The Star Trek Report chronicles the history of mankind's attempt to reach the stars, from the fiction that gave birth to the dreams, to the real-life heroes who have turned those dreams into reality.



Monday, October 17, 2011

SpaceX’s Musk lobbies against Lockheed and Boeing in bid for satellite launches

From The Washington Post: SpaceX’s Musk lobbies against Lockheed and Boeing in bid for satellite launches
As House lawmakers voted on stopgap legislation to keep the U.S. government running, Elon Musk was in a meeting room down the hall in the Capitol.

The chief executive of Space Exploration Technologies, or SpaceX, was making his pitch for competition in space launches, a development pivotal to his company’s future.

At issue is an Air Force proposal to award a bulk buy of 40 launches over five years to United Launch Alliance, a joint venture of Lockheed Martin and Boeing that is now the government’s sole provider of medium- and heavy-lift rockets for civilian and military satellites. The Air Force has budgeted about $10 billion for the program during that period.

Musk casts his campaign as a David-vs.-Goliath struggle in which SpaceX, which has completed only two launches of satellites, would bring innovation and potential savings.

“We’re just engineers here,” he said, as he walked out of a meeting Oct. 4. “We’re trying to make a case for a fair competition, but we’re up against the two biggest defense contractors in the world. They’re ganged up against us.”

The Air Force calls its rocket initiative the Evolved Expendable Launch Vehicle, or EELV program. The service plans a procurement strategy that will commit the Defense Department to a minimum of eight launches a year for a total of 40 through fiscal 2016, yielding a projected savings of about $830 million from earlier cost projections.
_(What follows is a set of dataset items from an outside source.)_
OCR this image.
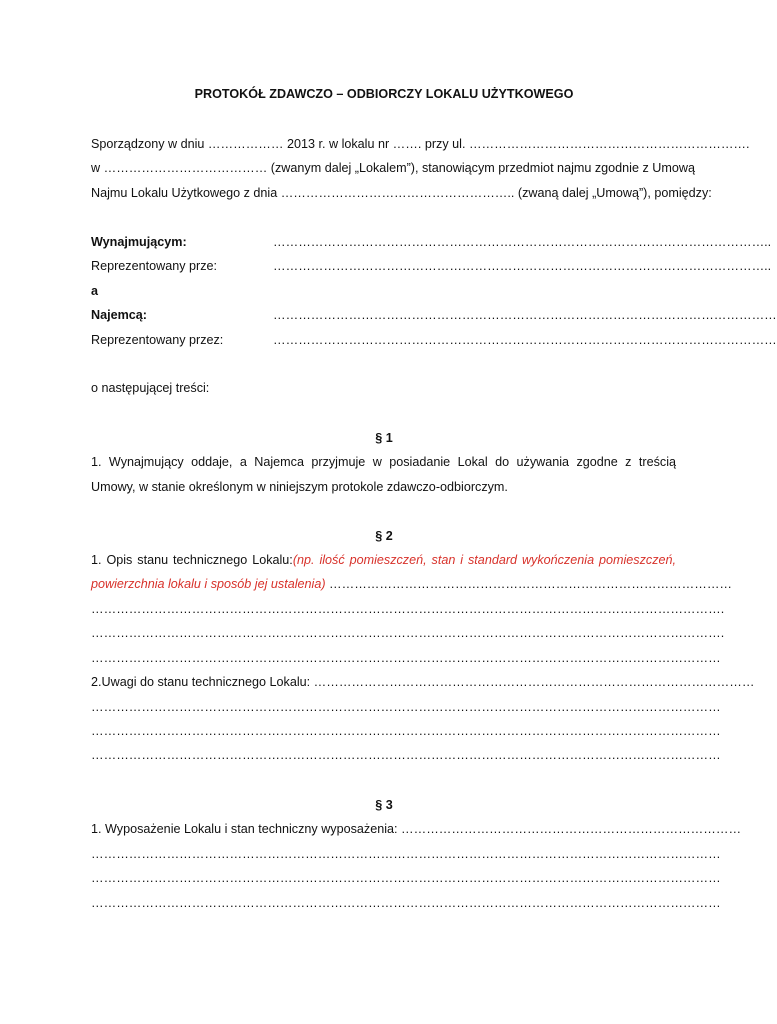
PROTOKÓŁ ZDAWCZO – ODBIORCZY LOKALU UŻYTKOWEGO
Sporządzony w dniu ……………… 2013 r. w lokalu nr ……. przy ul. ………………………………………………………….
w ………………………………… (zwanym dalej „Lokalem”), stanowiącym przedmiot najmu zgodnie z Umową
Najmu Lokalu Użytkowego z dnia ……………………………………………….. (zwaną dalej „Umową”), pomiędzy:
Wynajmującym:	………………………………………………………………………………………………………..
Reprezentowany prze:	………………………………………………………………………………………………………..
a
Najemcą:	…………………………………………………………………………………………………………
Reprezentowany przez:	…………………………………………………………………………………………………………
o następującej treści:
§ 1
1. Wynajmujący oddaje, a Najemca przyjmuje w posiadanie Lokal do używania zgodne z treścią
Umowy, w stanie określonym w niniejszym protokole zdawczo-odbiorczym.
§ 2
1. Opis stanu technicznego Lokalu:(np. ilość pomieszczeń, stan i standard wykończenia pomieszczeń,
powierzchnia lokalu i sposób jej ustalenia) ……………………………………………………………………………………
…………………………………………………………………………………………………………………………………….
…………………………………………………………………………………………………………………………………….
……………………………………………………………………………………………………………………………………
2.Uwagi do stanu technicznego Lokalu: ……………………………………………………………………………………………
……………………………………………………………………………………………………………………………………
……………………………………………………………………………………………………………………………………
……………………………………………………………………………………………………………………………………
§ 3
1. Wyposażenie Lokalu i stan techniczny wyposażenia: ………………………………………………………………………
……………………………………………………………………………………………………………………………………
……………………………………………………………………………………………………………………………………
……………………………………………………………………………………………………………………………………
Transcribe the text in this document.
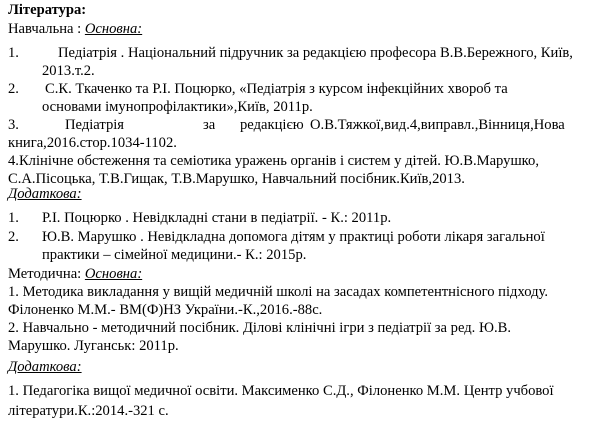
Література:
Навчальна : Основна:
1.	Педіатрія . Національний підручник за редакцією професора В.В.Бережного, Київ,
2013.т.2.
2. С.К. Ткаченко та Р.І. Поцюрко, «Педіатрія з курсом інфекційних хвороб та
основами імунопрофілактики»,Київ, 2011р.
3.	Педіатрія	за редакцією О.В.Тяжкої,вид.4,виправл.,Вінниця,Нова
книга,2016.стор.1034-1102.
4.Клінічне обстеження та семіотика уражень органів і систем у дітей. Ю.В.Марушко,
С.А.Пісоцька, Т.В.Гищак, Т.В.Марушко, Навчальний посібник.Київ,2013.
Додаткова:
1. Р.І. Поцюрко . Невідкладні стани в педіатрії. - К.: 2011р.
2. Ю.В. Марушко . Невідкладна допомога дітям у практиці роботи лікаря загальної
практики – сімейної медицини.- К.: 2015р.
Методична: Основна:
1. Методика викладання у вищій медичній школі на засадах компетентнісного підходу.
Філоненко М.М.- ВМ(Ф)НЗ України.-К.,2016.-88с.
2. Навчально - методичний посібник. Ділові клінічні ігри з педіатрії за ред. Ю.В.
Марушко. Луганськ: 2011р.
Додаткова:
1. Педагогіка вищої медичної освіти. Максименко С.Д., Філоненко М.М. Центр учбової
літератури.К.:2014.-321 с.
The average for the past four years has been about six launches a year.

Jessica Rye, a spokeswoman for ULA, said the company “has been consistent in our message,” which supports the government opening about 20 percent of its launch needs to competition while reserving the rest for a “block buy.”

The split would “be a prudent buying practice to protect against any potential satellite delays,” Rye said in an Oct. 6 e-mail.

‘Monopolistic state’

In his attempt to spur more competition, Musk has supporters on Capitol Hill.

“The block buy was intended, in part, to reduce launch costs but it is not clear whether this contract will actually save the taxpayers’ money when compared to a full and open competition,” Sen. Dianne Feinstein, a Democrat from California, where SpaceX is based, wrote in an Oct. 4 e-mail.

The Senate intelligence committee, of which Feinstein is chairman, said in a report accompanying the 2012 intelligence authorization bill that the “monopolistic state of EELV providers” was “particularly troublesome” and recommended that the Air Force reduce the launch quantity to, at most, five a year for no more than four years.

The Air Force’s budget for the EELV program, excluding spending for the Navy and the National Reconnaissance Office, which manages the nation’s spy satellites, is projected at $9.88 billion from fiscal 2012 through fiscal 2016, according to service figures. That’s $3.48 billion, or 54 percent, more than a projection made last year covering the same period.

Rep. C.A. Dutch Ruppersberger (D-Md.) said he is troubled by those figures.

“The system we have now is way too expensive and is getting more expensive and is forcing American space companies to go to other countries to get launched,” he said in an Oct. 4 interview. “That’s unacceptable to me.”